Maria’s Mediterranean Lifestyle Tips

The new year brings a lot of talk about, well… diets. It can be overwhelming and to be honest, a bit exhausting. While we were thrilled to hear that the Mediterranean Diet was named 2019 Best Diet by U.S. News, we think it is so much more than just a “diet.” It’s not a fad or something that you try for the first 31 days of the year only to quit. It’s a way of life. It’s about getting out to explore, enjoying great food and spending time with the ones you love most. More importantly, it’s about slowing down and being present and mindful in life.

Maria Pourteymour, Luna Grill’s Co-Founder and Chief Cuisine Officer, is extremely passionate about this subject as it’s part of who this brand is and why it was created. Included below are some of her very own tips on how YOU can embrace the Mediterranean lifestyle. We hope you enjoy them and we wish you a happy New Year!

Maria’s Mediterranean Lifestyle Tips:

  • Mediterranean Diet encompasses traditional cuisines from Greece, Italy, Spain, the South of France, and parts of the Middle East.

  •  This way of eating as I prefer to call it (I don’t care for the word diet) focuses on high quality super fresh fruits and veggies, legumes, healthy fats like olive oil, high quality cheese and yogurt as well as whole unrefined grains as well as plenty of fish playing a the starring role on your plate.  Let’s not forget the wine!  A glass or two of wine with dinner or lunch is also a part of this lifestyle, but of course the size of the glasses are much smaller than the ones in the US, so I am not talking about the glass that fits an entire bottle of wine here. What is kicked off of your plate is refined sugar and flours, and playing a back up role is meat, especially red meat, eggs and dairy, these are eaten in much smaller quantities and less regularly in comparison to the Western diet.

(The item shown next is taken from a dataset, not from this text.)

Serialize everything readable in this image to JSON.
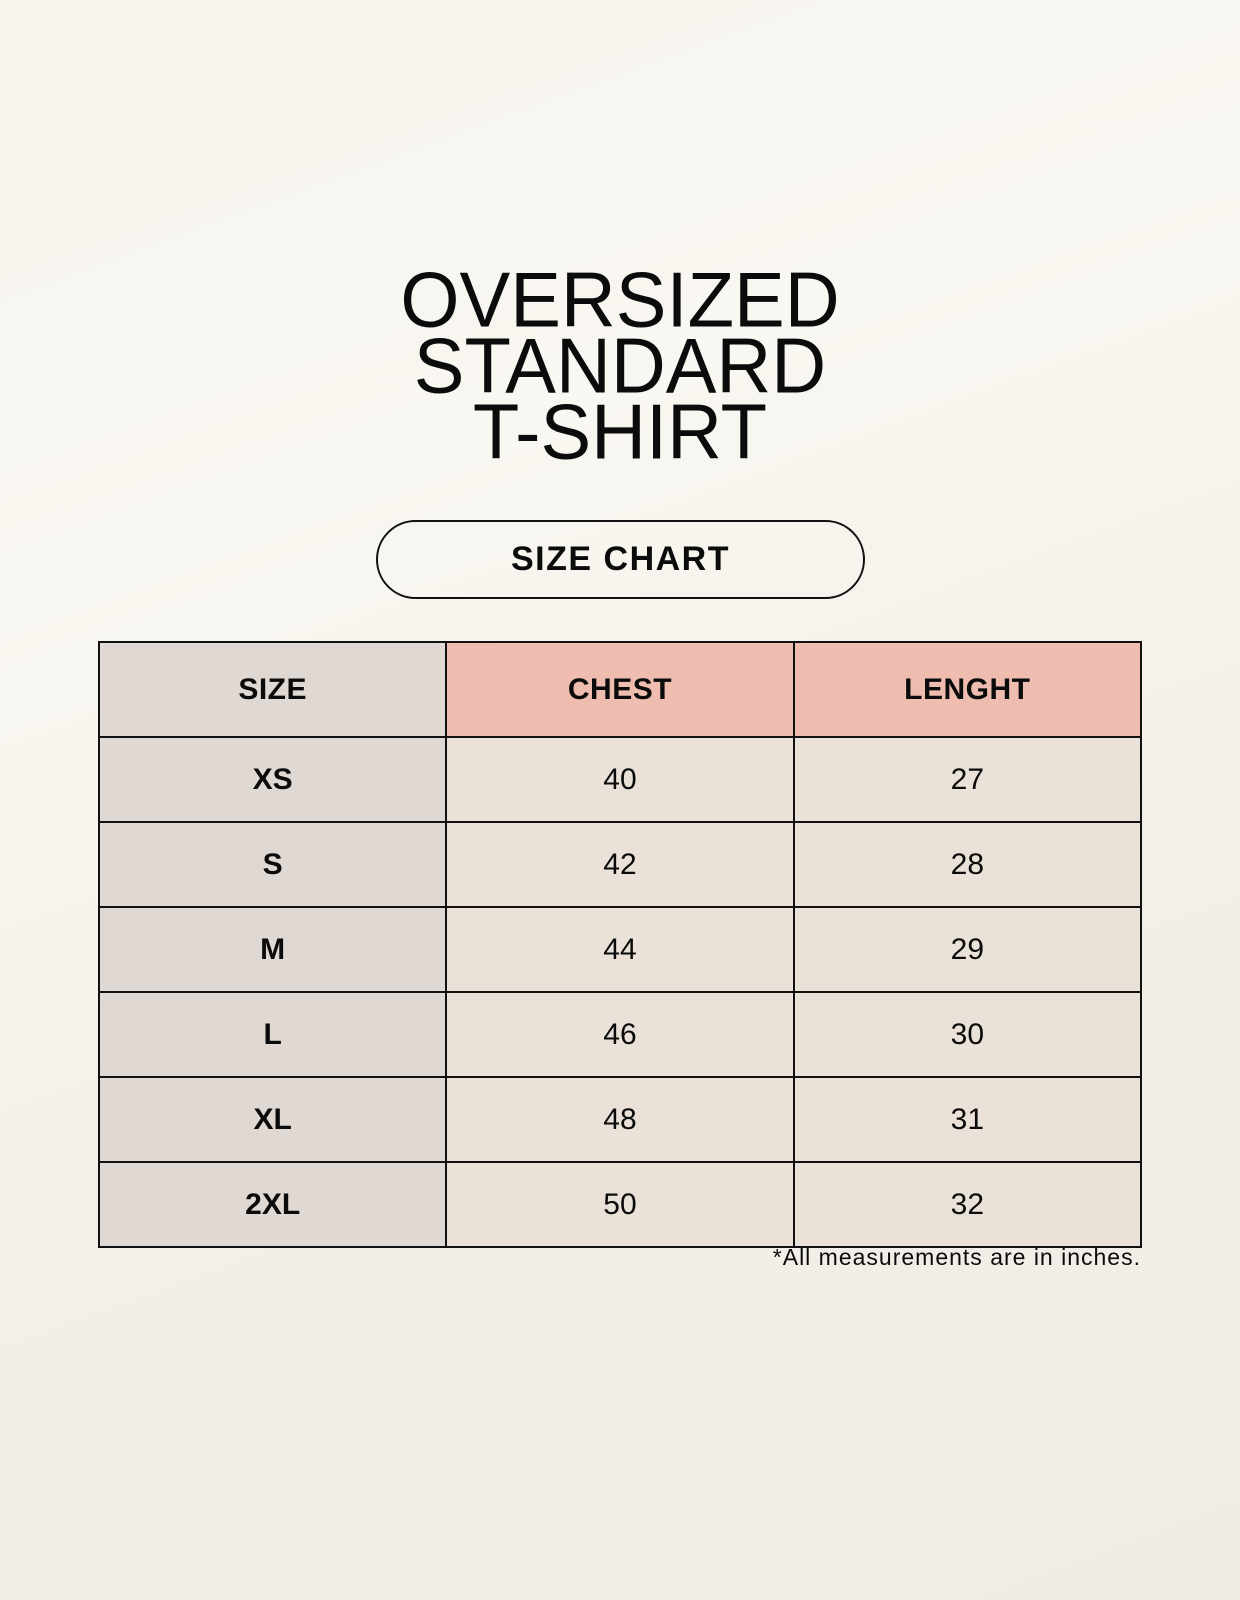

  • More importantly, it isn’t just what you eat- it’s how you live that makes the Mediterranean lifestyle one that is good for the heart, and will allow you to reap health benefits for decades to come.  There is a strong sense of community and family in the Mediterranean lifestyle.  A meal is a time to come together with friends and family and socialize and connect.  On my most recent trip to the Med what struck me most was that cell phones rarely and I mean almost never made an appearance at the dinner or lunch table.  People were engaged and present in the moment, sharing stories, laughing, and fully mindful of every bite they were taking.  Food should be seen as the driving force that connects humans.  People do not eat in their cars or on their own on the run.  I can’t express the importance enough of turning off the TV or cell phone, sitting down at a proper table, expressing gratitude to Mother Earth for the meal you are about to consume, and then mindfully chewing and eating the food at a leisurely pace.  This is so undervalued in society today,

  •  Another component to the Mediterranean lifestyle is movement.  Walking before and/or after a meal is very common in the Mediterranean.  People in the Med are known to take leisurely strolls around town for an hour to an hour and a half in the evenings before settling down to have their dinner.  It is a chance to run into friends and neighbors have a casual conversation or meet new people.  Although you cannot rely on exercise alone to define your ultimate health, it along with what you are consuming in terms of food and drink go hand in hand for overall health and well-being.  Take your dog for a nice walk in the morning or evening, go window shopping in a mall or head to the beach and take those shoes off and walk by the shoreline, exercise doesn’t have to be high intensity in order to reap it’s benefits, you can get a great workout by turning up your favorite jam and dancing in your living room like no one is watching.  Do what is sustainable, comfortable and free I say- no need to join a gym or get some fancy membership to a workout club.

  •  The final key component to this lifestyle is rest.  Practicing mindfulness means being in tune with your body and its’ needs and honoring what your body is telling you.  It is very common for people in the Mediterranean to take siesta naps in the afternoon, because energetically speaking your energy dips usually about nine hours after waking.  A quick twenty minute nap can do wonders for making you feel refreshed, less stressed and ready to take on the rest of your day.  A lot of people will use caffeine or energy drinks to “power through”, but this can lead to depletion and higher cortisol levels.  Making sleep at night a priority, setting up a nightly ritual, unplugging from electronics hours before retiring and trying to sleep and wake up at the same time each day will give your body a chance to detox, repair and restore effectively each night which will lead to a more youthful, energized and healthier you as you age.